1. O que é a persistência da lactase?

A lactase é a enzima que digere o açúcar do leite, a lactose. Esta enzima quebra a ligação
entre a glucose e a galactose, as subunidades que constituem a lactose. A digestão da lactose é
fundamental para a absorção dos açúcares e previne a sua acumulação no intestino, onde será
consumida por microrganismos. A capacidade para digerir a lactose permite que o leite fresco,
não fermentado, seja consumido e que sejam absorvidas as proteínas, as gorduras, os minerais
e as vitaminas nele contidas sem sofrer os sintomas da malabsorção, tais como, a diarreia.

A persistência da lactase é um fenótipo que corresponde à presença da enzima lactase no


organismo adulto. Na maioria das populações humanas predomina o fenótipo não-persistência
da lactase, que é comum a todos os mamíferos. O fenótipo não-persistência da lactase
caracteriza-se pela ausência de produção da enzima lactase no estado adulto.

Diversos estudos populacionais mostraram que, no fim da infância e na adolescência, ocorre


uma transição importante no processo de digestão da lactose. Abaixo dos 3 anos de idade,
predomina o fenótipo persistência da lactase.
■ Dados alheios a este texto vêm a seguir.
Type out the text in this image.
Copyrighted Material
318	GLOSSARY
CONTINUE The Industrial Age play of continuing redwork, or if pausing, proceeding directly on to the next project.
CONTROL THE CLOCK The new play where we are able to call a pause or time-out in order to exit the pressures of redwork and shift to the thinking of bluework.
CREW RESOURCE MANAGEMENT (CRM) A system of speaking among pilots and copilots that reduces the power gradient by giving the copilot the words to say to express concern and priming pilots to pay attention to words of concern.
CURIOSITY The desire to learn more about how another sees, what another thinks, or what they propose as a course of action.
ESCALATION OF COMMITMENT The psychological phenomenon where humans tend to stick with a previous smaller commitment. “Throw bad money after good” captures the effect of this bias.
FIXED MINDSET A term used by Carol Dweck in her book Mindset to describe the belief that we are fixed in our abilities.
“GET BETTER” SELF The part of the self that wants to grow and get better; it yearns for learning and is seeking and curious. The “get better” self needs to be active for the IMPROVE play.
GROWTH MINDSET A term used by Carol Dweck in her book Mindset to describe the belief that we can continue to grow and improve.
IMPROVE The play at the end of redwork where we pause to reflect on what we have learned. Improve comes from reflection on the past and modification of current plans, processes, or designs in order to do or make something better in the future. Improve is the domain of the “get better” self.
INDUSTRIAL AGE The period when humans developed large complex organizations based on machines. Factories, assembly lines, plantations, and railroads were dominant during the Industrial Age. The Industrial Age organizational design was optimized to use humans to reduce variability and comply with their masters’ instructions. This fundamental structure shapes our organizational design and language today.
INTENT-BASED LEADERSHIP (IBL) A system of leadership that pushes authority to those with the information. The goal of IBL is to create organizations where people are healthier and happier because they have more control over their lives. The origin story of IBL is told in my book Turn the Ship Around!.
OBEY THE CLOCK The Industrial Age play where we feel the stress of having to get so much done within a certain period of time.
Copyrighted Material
Entre os 3 e os 11 anos de idade, inicia-se uma
transição para o fenótipo não-persistência da lactase, que é controlada geneticamente.

O método utilizado para definir o fenótipo “persistência da lactase” tem, como referência,
a capacidade para digerir 50 gr de lactose, que é equivalente a cerca de 1 litro de leite fresco,
quantidade superior à que qualquer pessoa consome de uma só vez.

2. A distribuição geográfica da persistência da lactase

A distribuição geográfica da persistência da lactase no mundo é muito heterogénea


(Figura 1): é muito frequente em Europeus e nalgumas comunidades de pastores africanos, tais
como os Beja do Sudão (mais de 70%). É moderadamente frequente (30-70%) no Médio Oriente,
em torno do Mediterrânio e na Ásia Central e do Sul. Na população de Nativos Americanos e das
Ilhas do Pacifico, a frequência é muito baixa. Também é baixa na região Africana para lá do
Sahara e no Sudeste Asiático.
Figura 1. Frequência (em percentagem) de casos de malabsorção da lactose em diversos
grupos populacionais residentes nos Estados Unidos da América. Fonte:
https://www.sciencedirect.com/topics/nursing-and-health-professions/lactase

Como explicar a heterogeneidade da distribuição geográfica do fenótipo “persistência


da lactase”? Este parece ser mais frequente nas populações com uma história antiga de
consumo de leite fresco e menos frequente nas populações que não partilham a mesma história.
Foi com base nesta observação que a persistência da lactase foi considerada uma adaptação à
dieta. A dieta humana sofreu uma alteração profunda com a introdução da agricultura e da
criação de animais, há aproximadamente 10 mil anos, no próximo Oriente e em África.
Figura 2. O mapa, representando o Velho Mundo, mostra a frequência do fenótipo persistência
da lactase em diferentes populações. Os pontos representam os locais de recolha de voluntários
que participaram no estudo, e as cores representam valores de frequência (a cor azul está
próxima de zero e a cor vermelha está próxima de 1 (Fonte:
https://bmcevolbiol.biomedcentral.com/articles/10.1186/1471-2148-10-36).

3. A relação entre a persistência da lactase e a mutação -13910C>T

Na Eurásia, o fenótipo persistência da lactase está associado à presença de uma mutação


pontual situada no gene MCM6, a mutação -13910 C>T. No local 13910 da sequência do gene
MCM6, o nucleótido C foi substituído pelo nucleótido T. A presença do nucleótido T tem
influência na expressão do gene LCT, o gene que codifica a enzima lactase. Mais concretamente,
a mutação permite a ligação de um factor de transcrição (Oct) que impede que o gene LCT
reduza a sua expressão com o avanço da idade.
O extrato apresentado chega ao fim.